Exatamente por isso, algumas empresas estão seguindo os passos das grandes para conseguir se expandir. A Patrimônio, que tem um VGV de cerca de R$ 250 milhões anuais, está replicando a estratégia daquelas que abriram o capital e estão migrando para outras regiões do país. Cerca de 50% dos lançamentos da incorporadora esse ano vão ocorrer em estados do Norte e Nordeste do país. "A concorrência por terrenos aqui está inviabilizando a operação, temos de ir para mercados menos disputados", diz Jorge Yamanski Filho, diretor geral da Patrimônio.

Mas há também quem prefira encontrar nichos específicos dentro do maior - e mais saturado - mercado brasileiro. "Essa é a saída para muitas das empresas que não foram ao mercado de capitais", diz Ana Maria Castelo. "Elas vão precisar encontrar mercados onde a concorrência com as grandes não será tão acirrada".

A TPA, uma incorporadora de médio porte com lançamentos de cerca de R$ 100 milhões no ano passado, tem seguido esse conselho. A companhia elegeu o centro de São Paulo como seu foco primordial e, no mês passado, fez o primeiro lançamento de um edifício residencial na região nos últimos 20 anos. "Aquela é uma região complicada, mas estamos apostando nela porque há espaço para crescer e não há tanto interesse das grandes", diz Mauro Teixeira, diretor e sócio da TPA.

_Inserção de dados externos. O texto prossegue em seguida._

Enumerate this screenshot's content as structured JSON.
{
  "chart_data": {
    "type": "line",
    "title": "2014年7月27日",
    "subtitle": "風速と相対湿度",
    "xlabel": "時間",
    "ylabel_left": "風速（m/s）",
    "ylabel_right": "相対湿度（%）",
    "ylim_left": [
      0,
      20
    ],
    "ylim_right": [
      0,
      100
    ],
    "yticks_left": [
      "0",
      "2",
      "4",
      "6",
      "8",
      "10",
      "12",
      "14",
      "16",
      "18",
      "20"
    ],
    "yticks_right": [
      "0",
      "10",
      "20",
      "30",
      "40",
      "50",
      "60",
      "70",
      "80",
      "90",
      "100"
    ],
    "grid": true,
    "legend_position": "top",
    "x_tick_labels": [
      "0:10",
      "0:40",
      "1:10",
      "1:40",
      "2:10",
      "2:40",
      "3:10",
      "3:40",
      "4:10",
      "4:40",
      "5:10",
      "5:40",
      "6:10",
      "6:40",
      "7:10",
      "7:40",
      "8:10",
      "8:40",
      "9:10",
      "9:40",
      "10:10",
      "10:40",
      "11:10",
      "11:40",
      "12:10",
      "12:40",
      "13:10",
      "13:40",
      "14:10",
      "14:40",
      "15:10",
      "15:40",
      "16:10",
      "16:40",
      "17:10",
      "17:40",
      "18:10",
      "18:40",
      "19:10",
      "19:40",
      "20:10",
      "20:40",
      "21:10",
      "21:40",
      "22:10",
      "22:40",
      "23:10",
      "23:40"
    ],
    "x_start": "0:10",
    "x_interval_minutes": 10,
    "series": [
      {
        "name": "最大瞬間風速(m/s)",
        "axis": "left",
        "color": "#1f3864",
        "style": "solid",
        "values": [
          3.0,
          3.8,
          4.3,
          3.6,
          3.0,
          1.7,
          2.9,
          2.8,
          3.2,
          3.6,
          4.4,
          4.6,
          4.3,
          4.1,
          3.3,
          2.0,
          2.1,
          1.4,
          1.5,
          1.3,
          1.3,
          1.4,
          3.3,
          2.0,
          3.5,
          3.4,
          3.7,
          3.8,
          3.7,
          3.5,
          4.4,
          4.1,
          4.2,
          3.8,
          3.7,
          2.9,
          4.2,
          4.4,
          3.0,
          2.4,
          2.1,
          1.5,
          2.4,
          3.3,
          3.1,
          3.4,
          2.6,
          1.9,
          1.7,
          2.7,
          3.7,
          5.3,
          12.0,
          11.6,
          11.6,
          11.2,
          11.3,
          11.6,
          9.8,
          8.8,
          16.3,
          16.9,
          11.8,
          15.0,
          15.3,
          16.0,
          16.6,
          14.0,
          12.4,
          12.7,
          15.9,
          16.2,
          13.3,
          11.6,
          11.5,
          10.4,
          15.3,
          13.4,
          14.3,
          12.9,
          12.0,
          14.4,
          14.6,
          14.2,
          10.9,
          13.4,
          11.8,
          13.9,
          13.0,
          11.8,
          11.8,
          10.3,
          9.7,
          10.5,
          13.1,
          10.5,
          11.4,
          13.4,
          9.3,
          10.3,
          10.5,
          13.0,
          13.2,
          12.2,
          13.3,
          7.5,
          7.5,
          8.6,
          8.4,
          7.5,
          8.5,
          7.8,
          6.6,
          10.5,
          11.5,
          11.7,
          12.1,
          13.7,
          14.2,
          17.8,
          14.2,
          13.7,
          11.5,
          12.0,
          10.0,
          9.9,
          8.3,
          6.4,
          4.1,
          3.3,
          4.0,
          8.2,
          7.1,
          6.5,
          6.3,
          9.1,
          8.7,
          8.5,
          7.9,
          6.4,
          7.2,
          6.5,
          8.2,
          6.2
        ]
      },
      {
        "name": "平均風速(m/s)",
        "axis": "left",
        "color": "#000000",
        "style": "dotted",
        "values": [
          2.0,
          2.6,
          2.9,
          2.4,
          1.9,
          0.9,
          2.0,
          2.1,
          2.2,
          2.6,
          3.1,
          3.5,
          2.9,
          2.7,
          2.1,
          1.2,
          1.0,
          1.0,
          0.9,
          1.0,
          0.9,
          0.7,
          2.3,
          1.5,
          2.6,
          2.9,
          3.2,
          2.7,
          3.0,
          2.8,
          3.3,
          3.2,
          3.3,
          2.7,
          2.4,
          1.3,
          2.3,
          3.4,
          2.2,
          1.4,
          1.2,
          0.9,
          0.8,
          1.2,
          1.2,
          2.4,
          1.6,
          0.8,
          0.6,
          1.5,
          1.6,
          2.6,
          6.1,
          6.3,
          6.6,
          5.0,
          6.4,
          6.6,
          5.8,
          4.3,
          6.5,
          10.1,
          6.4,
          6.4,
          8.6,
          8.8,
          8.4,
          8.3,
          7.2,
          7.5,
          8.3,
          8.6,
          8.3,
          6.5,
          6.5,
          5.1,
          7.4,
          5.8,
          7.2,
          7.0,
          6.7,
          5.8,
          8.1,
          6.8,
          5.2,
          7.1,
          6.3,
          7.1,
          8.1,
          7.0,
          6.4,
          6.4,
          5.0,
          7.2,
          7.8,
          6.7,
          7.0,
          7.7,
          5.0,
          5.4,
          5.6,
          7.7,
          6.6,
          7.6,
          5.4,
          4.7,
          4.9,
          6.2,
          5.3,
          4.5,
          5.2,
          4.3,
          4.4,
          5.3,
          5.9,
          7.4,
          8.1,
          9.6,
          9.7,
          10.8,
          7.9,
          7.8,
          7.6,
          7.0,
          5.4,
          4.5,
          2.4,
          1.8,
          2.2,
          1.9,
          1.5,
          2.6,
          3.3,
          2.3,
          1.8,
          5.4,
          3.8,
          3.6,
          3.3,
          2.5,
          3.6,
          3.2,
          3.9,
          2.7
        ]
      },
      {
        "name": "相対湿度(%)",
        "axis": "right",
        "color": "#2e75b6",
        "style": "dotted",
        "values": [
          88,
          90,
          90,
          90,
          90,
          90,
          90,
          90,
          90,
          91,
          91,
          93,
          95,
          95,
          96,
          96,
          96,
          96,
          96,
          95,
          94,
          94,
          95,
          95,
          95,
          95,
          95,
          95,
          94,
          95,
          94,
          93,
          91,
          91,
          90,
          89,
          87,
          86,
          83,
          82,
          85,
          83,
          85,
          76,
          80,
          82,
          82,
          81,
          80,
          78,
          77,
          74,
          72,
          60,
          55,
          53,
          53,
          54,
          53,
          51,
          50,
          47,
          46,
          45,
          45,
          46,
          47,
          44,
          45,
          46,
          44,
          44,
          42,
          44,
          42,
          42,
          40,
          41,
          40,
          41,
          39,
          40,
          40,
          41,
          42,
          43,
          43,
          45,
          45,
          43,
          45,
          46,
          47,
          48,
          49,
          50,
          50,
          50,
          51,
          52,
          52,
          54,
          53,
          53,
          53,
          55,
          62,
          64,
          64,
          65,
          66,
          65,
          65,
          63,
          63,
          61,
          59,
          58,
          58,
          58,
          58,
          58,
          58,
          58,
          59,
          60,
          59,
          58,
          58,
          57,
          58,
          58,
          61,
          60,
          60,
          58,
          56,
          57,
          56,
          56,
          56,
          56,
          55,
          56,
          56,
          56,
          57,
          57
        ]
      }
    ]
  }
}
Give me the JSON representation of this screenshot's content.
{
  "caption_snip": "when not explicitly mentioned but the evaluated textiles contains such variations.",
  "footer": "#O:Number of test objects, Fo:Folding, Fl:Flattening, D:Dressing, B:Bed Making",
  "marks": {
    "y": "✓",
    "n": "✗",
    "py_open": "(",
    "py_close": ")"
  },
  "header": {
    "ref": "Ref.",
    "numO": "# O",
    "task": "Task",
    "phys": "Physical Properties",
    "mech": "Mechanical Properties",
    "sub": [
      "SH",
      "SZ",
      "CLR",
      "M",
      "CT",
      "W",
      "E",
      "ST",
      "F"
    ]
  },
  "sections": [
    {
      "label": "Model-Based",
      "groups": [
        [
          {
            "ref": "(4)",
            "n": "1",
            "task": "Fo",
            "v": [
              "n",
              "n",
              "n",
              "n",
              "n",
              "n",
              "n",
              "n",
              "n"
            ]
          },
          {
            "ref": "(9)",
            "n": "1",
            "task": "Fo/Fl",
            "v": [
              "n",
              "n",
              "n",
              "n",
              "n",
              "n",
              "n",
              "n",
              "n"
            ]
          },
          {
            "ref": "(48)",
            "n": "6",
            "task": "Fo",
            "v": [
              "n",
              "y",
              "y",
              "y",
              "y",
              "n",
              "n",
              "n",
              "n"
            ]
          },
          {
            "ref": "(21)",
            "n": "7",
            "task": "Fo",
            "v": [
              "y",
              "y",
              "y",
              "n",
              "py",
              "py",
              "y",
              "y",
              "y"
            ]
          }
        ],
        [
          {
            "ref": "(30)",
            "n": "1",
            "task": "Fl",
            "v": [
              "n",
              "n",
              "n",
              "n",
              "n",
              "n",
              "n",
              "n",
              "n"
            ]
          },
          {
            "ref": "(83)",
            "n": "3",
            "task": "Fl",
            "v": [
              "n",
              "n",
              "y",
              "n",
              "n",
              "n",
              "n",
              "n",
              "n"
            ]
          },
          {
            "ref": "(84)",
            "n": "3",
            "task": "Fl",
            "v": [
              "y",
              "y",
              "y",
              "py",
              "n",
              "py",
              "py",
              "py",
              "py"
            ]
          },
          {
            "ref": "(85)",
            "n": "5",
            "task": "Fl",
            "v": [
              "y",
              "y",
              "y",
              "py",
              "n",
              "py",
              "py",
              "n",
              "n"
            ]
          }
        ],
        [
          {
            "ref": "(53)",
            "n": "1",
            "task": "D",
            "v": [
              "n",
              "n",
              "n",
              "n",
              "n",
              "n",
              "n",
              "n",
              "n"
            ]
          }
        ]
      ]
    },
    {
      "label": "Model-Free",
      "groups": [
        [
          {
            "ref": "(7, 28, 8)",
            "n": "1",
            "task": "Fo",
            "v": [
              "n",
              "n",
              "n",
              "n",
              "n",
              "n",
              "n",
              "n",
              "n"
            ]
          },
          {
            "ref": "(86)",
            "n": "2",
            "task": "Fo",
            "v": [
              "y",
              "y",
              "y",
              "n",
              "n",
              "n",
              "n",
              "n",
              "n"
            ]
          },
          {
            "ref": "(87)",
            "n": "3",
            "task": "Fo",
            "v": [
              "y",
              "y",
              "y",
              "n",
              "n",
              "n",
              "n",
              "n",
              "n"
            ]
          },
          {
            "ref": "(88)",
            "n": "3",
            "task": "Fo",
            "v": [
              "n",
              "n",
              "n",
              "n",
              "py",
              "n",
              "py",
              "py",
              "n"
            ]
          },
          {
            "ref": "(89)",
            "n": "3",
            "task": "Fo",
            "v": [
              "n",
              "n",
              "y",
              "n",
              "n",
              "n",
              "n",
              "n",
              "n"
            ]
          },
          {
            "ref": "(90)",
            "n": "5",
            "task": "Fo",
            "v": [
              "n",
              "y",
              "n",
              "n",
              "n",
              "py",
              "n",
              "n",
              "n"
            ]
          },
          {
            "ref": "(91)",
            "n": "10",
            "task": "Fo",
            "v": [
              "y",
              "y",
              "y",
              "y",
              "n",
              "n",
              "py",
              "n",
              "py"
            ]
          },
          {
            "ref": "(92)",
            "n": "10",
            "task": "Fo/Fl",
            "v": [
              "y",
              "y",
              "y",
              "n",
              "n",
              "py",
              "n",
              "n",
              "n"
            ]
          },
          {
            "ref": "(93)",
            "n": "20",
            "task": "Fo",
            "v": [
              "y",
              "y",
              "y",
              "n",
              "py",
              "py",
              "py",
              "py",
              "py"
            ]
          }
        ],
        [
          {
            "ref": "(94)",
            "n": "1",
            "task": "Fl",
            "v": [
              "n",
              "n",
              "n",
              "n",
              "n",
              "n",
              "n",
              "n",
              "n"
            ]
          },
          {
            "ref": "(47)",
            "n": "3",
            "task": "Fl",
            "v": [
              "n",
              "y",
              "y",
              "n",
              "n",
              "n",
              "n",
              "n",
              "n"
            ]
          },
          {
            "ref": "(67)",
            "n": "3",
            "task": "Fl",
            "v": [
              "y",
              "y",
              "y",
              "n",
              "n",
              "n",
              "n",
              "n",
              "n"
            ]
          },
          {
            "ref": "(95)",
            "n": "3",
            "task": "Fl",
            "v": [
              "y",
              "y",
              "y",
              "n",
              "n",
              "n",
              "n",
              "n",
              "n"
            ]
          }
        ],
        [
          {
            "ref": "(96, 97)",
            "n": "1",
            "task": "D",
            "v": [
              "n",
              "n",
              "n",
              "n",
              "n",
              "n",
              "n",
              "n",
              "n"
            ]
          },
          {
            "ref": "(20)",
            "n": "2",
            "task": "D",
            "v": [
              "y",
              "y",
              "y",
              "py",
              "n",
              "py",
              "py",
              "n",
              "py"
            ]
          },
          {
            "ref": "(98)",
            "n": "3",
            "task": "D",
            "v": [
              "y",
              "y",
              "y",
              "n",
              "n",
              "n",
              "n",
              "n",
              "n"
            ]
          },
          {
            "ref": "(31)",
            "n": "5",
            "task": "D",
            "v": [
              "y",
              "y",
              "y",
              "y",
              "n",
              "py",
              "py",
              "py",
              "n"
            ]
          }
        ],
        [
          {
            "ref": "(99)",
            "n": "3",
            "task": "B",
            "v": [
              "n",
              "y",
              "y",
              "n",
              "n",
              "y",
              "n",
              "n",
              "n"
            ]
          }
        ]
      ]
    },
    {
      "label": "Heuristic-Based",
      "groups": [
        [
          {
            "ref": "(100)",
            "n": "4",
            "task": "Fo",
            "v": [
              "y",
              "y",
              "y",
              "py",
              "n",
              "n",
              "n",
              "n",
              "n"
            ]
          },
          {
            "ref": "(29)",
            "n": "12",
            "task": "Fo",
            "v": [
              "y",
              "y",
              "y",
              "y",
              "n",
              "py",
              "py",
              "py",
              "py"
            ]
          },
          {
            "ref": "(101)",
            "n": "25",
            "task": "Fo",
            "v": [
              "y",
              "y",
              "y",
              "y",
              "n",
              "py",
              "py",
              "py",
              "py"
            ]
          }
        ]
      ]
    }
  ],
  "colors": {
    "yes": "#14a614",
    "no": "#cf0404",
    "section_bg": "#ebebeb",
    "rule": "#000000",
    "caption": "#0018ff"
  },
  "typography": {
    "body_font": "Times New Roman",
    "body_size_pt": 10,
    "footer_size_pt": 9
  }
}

O primeiro projeto obedece a um conceito raro no centro. O empreendimento localizado no Largo do Arouche terá uma ampla área de lazer, com piscina aquecida, sala de ginástica e quadras esportivas. Os 240 apartamentos, no entanto, serão pequenos, com cerca de 50 metros quadrados. "Em dois meses vendemos mais de 15% e queremos fazer novos lançamentos na região ainda esse ano", diz Teixeira.

Ainda é cedo, dizem os próprios incorporadores, para saber quem está adotando a estratégia correta para sobreviver no novo mercado. Há consenso de que muitos não resistirão à pressão da forte concorrência. Mas certeza mesmo, ninguém tem. "A verdade é que estamos todos esperando para ver o que acontecerá", diz Eli Werthein. "No fundo, ninguém sabe onde isso vai dar, nem nós, os pequenos e médios, nem as grandes incorporadoras".